Будто у меня своих забот мало, честное слово!
— Дэнни, мне и в самом деле надо позвонить… — беспомощно бубню я.
— Так вы уже нашли, где жить? — любопытствует Дэнни, заваливаясь в кресло.
— У нас не было на это времени.
— Неужели даже не думали?
— Элинор хочет, чтобы мы переехали в ее дом, а я сказала «нет». Вот и весь разговор.
— Правда? — Дэнни таращится на меня. — Разве тебе не хочется остаться в Биллидж?
— Конечно, хочется! Но туда я не перееду ни за что на свете.
— И что ты собираешься делать?
— Не знаю! У меня и других забот по горло. Кстати…
— Предсвадебный стресс, — со знанием дела замечает Дэнни. — Лучший выход — двойной мартини.
Он распахивает бар для коктейлей, и оттуда на пол вываливается стопка свадебных списков.
— Эге! — с укором восклицает Дэнни, подхватывая их. — И ты регистрировалась без меня? Поверить не могу! Всю жизнь мечтал составить такой список! Ты заказала такую штуковину, чтобы готовить капуччино?
— Э-э… да. Кажется…
— Большая ошибка. До настоящего капуччино им далеко. Послушай, если понадобится помощь с доставкой подарков — так я тут, наверху…
— Да, конечно. — Я бросаю на него косой взгляд. — Об этом трудно забыть. После Рождества.
Рождество — все еще горькое воспоминание для меня. Я решила быть умницей и заказала гору подарков через Интернет. Но они так и не прибыли, так что сочельник я провела, бегая по магазинам в поисках замены. А рождественским утром мы отправились наверх пропустить с Дэнни и Рэндалом по рюмочке — а там сидит Дэнни в шелковом халате, который был заказан для Элинор, и уплетает шоколад, предназначенный Саманте с работы.
— Эй, а что мне было думать? — защищается Дэнни. — Рождество, все приволокли в подарочной обертке… как будто — да, малыш Дэниэл, Санта Клаус
— Дэнни, мне
Хватаю телефонную трубку, ухожу в спальню, закрываю дверь и пытаюсь снова собраться с мыслями.
Правильно. Я могу это сделать. Спокойно и собранно. Набираю свой домашний номер и с легким ужасом жду, прислушиваясь к гудкам.
— Алло? — раздается скрежещущий голос.
— Алло? — озадаченно отзываюсь я. Даже с учетом расстояния голос не мамин.
— Бекки! Это Дженис! Как ты, золотко? Фантастика. Я что, по ошибке набрала соседский номер?
— Я… прекрасно.
— Как хорошо! Раз ты позвонила — что ты предпочитаешь, «Эвиан» или «Виттел»?
— «Виттел», — машинально отвечаю я. — Дженис…
— Чудесно. А газировка? Сейчас столько людей пьет только воду — все ведь за рулем, сама знаешь. Что ты думаешь о «Перье»?
— Я… я не знаю. Дженис… — Глубокий вдох. — Мама рядом?
— Дорогуля, разве ты не знаешь? Твои родители уехали! Они в Озерном крае.
Я чувствую себя совершенно раздавленной. Как я могла забыть об их поездке в Озерный край?

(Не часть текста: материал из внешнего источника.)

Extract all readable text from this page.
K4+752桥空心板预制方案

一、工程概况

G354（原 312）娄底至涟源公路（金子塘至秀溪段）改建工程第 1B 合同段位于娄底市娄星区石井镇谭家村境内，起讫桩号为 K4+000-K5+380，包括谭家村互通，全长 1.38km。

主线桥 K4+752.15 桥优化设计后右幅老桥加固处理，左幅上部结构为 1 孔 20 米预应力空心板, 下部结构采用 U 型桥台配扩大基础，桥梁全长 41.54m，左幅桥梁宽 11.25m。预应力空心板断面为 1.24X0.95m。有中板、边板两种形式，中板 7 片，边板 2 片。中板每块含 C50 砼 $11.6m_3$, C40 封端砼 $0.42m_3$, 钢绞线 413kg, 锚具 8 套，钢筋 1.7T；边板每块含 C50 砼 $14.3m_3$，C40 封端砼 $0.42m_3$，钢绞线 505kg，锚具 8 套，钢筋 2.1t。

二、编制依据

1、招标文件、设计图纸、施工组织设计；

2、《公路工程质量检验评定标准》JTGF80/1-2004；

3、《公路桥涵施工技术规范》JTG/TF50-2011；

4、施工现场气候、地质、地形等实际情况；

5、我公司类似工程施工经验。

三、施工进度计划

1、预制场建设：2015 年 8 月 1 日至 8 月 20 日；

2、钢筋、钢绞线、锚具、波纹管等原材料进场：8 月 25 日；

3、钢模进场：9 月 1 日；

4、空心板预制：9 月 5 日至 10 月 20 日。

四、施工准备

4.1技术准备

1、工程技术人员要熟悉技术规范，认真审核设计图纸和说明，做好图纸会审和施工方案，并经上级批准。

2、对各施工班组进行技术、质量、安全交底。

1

— Я только заскочила полить цветы. Если что-то срочное — они оставили номер, я могу дать…
— Нет, это… Все в порядке.
Подавленность отступает. На смену ей приходит скрытое облегчение. Я получаю отсрочку. Не виновата же я в том, что они уехали, правильно?
— Ты уверена? — спрашивает Дженис. — Если это важно, я дам номер, без проблем…
— Нет, правда, все в порядке! Ничего важного, — слышу я свой голос. — Рада была с вами поговорить… Пока! — Я отключаюсь; меня бьет легкая дрожь.
Ну пусть на несколько дней позже. Все равно никакой разницы не будет.
Я возвращаюсь в гостиную и обнаруживаю, что Дэнни раскинулся на диване и скачет по телеканалам.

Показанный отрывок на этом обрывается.